Reverse joe-jobbbing – sample to come

Spammers are thwarting filters by putting their target email addresses in the sender line, and pushing the emails to invalid addresses, according to The Register.

I’ve received about a half dozen bounced messages that may be related, and recollect they were coming from Postfix servers. If you see one, you will notice all the generic “this is a message from the Postfix server” bit, and the “returned” spam message will be at the very bottom.

I’ll post a sample here next time one comes my way.

PS: Yes, that title needs work.

Comments

Two solutions at mail server level that need to be forced upon all administrators to solve this simple problem:

1. Make a “default” address, which accepts all mail to inexistant addresses – no bounces are generated (eg. in qmail: /var/qmail/alias/.qmail-default with “#” as contents -> all goes to dev-null).

2. Bounce at envelope level, not after mail acceptance. This unfortunately needs to be implemented in the mail server, and cannot be simply configured in most cases. Unfortunately, many MTAs (eg. qmail) do not check for mail existence at mail envelope level, but only upon mail acceptance. Hence it’s possible to abuse such servers. If bounces are generated at envelope level, there is no actual mail sent to the envelope from address.

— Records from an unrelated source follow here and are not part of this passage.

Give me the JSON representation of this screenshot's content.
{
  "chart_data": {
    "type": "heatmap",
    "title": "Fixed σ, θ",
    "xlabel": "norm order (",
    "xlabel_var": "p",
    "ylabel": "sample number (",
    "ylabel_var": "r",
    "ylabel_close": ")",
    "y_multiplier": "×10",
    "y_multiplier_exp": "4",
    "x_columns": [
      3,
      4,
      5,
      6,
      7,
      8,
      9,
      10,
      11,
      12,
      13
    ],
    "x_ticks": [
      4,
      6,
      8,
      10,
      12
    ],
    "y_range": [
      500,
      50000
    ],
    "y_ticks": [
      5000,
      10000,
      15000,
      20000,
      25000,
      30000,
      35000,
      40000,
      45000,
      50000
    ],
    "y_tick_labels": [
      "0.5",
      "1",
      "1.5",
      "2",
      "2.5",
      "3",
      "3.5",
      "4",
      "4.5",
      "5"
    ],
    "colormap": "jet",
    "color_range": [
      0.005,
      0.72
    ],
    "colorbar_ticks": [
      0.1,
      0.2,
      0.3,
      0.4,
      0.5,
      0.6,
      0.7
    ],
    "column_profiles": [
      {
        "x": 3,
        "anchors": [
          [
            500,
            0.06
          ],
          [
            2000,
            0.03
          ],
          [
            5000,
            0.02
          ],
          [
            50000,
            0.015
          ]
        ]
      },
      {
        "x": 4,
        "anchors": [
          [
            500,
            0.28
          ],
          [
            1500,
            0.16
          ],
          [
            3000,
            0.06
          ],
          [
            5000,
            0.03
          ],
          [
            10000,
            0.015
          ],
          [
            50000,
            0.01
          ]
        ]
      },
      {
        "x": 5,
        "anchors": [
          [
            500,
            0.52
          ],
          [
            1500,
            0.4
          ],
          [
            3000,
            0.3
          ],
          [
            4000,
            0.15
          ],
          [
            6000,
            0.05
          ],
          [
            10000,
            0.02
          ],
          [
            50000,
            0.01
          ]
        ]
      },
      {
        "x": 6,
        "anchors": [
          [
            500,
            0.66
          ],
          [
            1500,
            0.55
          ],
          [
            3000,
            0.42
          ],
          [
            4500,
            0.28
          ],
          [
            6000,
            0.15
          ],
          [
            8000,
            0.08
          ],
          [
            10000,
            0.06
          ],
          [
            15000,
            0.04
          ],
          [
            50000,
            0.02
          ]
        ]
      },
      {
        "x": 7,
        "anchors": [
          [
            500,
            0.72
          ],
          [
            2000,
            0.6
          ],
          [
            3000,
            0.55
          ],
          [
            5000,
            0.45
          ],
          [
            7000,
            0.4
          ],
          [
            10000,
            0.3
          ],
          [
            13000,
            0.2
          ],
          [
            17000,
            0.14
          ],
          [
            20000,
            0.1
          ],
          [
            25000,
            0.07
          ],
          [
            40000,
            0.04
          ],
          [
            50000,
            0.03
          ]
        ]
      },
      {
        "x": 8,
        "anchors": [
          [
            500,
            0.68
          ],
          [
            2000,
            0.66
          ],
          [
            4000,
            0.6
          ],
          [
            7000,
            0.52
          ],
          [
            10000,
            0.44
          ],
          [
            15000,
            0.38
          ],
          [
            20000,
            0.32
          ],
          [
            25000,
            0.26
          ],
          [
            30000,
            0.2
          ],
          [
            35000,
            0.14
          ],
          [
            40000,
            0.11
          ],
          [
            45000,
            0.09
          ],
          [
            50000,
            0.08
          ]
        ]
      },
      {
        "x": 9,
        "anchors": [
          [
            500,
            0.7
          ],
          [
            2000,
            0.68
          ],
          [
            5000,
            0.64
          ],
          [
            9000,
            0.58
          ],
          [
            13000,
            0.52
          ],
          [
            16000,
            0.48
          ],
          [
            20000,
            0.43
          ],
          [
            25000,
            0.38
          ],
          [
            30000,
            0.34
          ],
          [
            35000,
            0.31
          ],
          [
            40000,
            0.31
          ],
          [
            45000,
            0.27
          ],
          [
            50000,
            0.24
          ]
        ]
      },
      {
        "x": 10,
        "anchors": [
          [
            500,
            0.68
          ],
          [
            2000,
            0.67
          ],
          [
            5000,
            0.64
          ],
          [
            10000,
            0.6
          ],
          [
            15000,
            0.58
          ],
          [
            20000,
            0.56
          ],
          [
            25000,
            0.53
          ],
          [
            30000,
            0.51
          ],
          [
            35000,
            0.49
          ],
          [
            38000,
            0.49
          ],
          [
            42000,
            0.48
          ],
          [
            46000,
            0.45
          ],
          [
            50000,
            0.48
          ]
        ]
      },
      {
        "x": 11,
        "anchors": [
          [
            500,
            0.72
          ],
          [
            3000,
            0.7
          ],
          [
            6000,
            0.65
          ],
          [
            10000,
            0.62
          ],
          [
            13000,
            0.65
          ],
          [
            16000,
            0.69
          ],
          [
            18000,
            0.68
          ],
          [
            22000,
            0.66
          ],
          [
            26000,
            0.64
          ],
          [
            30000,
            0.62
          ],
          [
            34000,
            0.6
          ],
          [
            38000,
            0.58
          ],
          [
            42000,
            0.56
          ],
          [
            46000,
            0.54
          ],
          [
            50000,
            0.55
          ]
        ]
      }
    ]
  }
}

PS your entry is a bit unclear, because it’s not the sender address that the mail is returned to, but the envelope sender (in mail headers you see this address in Return-Path:, NOT in From:).

David Hart says:

That shouldn’t work “Instead of forging the sender’s email address (a trick that’s easily detected by anti-spam technologies) spammers are deliberately sending their messages to an invalid email address at a high profile company using a forged “From” address at a target company. The email is then bounced as an unrecognised email address and sent back to the “sender”.”

Properly configured, a server only sends NDRs to local recipients which is determined by the authenticated original sender.

Regardless of the asserted sender, a message to an unknown user should be rejected (55x) – not bounced, which creates backscatter.

Sounds like there are a couple of interpretations of what is happening here. As soon as I personally get another, I will post it for sure.